C’était là la tendance qui animait toute la Colonne à l’ouverture de la Campagne d’Automne, lorsque la contre-guérilla, encore une fois par le biais d’un infâme (Marocco), inflige une nouvelle très dure attaque aux forces révolutionnaires. Pour nous, cette attaque se concrétise par la chute de la base de Cinisello et des camarades de la Direction de Colonne et par la mort du camarade Bruno.

Face à ces graves faits, notre critique-autocritique ne peut pas être seulement « technique » et ne peut se résumer au fait d’avoir continué à utiliser une base connue de l’exclu et aujourd’hui infâme Marocco. Il est au contraire nécessaire de faire une critique politique, dure, serrée, de la praxis politico-organisationnelle de la Colonne : la tendance acquise vers le saut au Parti et à une pratique sociale qui y corresponde, n’a pas réglé ses comptes avec la situation logistico-organisationnelle de la Colonne, assez précaire, assez faible, provoquant une incroyable inadéquation entre la « volonté de faire » des camarades et la « possibilité réelle » de faire dans cette situation.

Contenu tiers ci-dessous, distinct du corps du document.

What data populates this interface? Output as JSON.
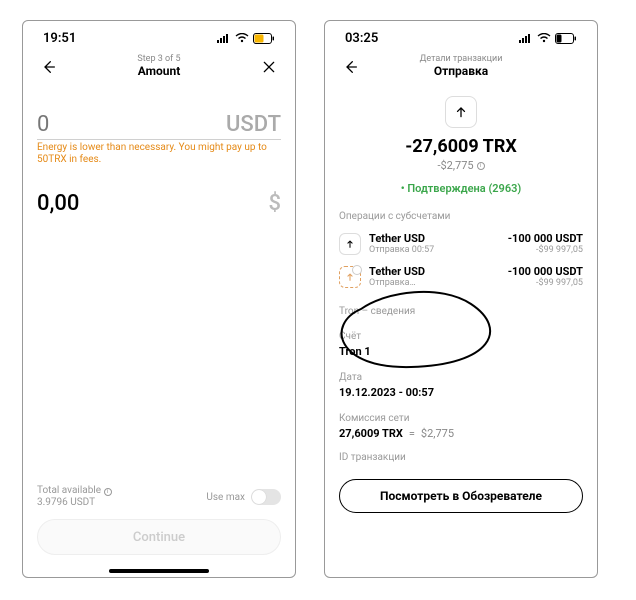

On a aussi privilégié le politique sur le logistico-militaire, alors qu’une Organisation communiste combattante clandestine doit savoir équilibrer tous les aspects politico-militaires-organisationnels de sa vie, non pour survivre, mais pour croître, se renforcer, contribuer effectivement au saut au Parti.

L’ingénuité et la « jeunesse » de la Colonne ont ensuite donné la possibilité à la contre-guérilla, au moyen de se force centrale que sont les Carabiniers, d’arrêter trois autres de nos militants au milieu de la rue.

Mais les défaites militaires ne nous abattent pas outre mesure. Elles nous font plutôt réfléchir sérieusement sur la nécessité de comportements clandestins adaptés à la militarisation croissante dans la métropole : c’est l’intelligence communiste qui doit semer l’ennemi et encercler les encercleurs.

La métropole est le centre de la guerre sociale que les prolétaires, guidés par le Parti, développent quotidiennement, à travers mille comportements antagonistes, au long des mille lignes directrices de combat, en mille feux de guérilla. C’est dans la métropole que se déchaîne la guerre sociale antagoniste : c’est là que nous sommes, présents, en reprenant l’offensive, de l’usine à la prison et au territoire, où des millions de prolétaires luttent pour la LIBÉRATION.

CONSTRUIRE LE PARTI COMMUNISTE COMBATTANT !

CONSTRUIRE LES ORGANISATIONS DE MASSE RÉVOLUTIONNAIRES !

ACTIVER LES MOUVEMENTS DE MASSE RÉVOLUTIONNAIRES !

DÉVELOPPER LE SYSTÈME DE POUVOIR ROUGE !

HONNEUR AUX CAMARADES TOMBÉS EN COMBATTANT POUR LE COMMUNISME !

Pour le Communisme
Colonne Walter Alasia « Luca »
Milan, janvier 1983

  1. Le document se réfère à l’assaut projeté à la prison milanaise de San Vitorre, au cours duquel une libération massive de prisonnniers était prévue.
  2. L’action de Lissone est une « expropriation » qui ne pût être portée à terme et se conclu par une fusillade au cours de laquelle un maréchal des carabiniers fut abattu. En représailles, la Digos massacra de sang froid trois militants de la Colonne Walter Alasia dans un bar de Milan une semaine après, tuant l’un d’entre eux et blessant grièvement les deux autres.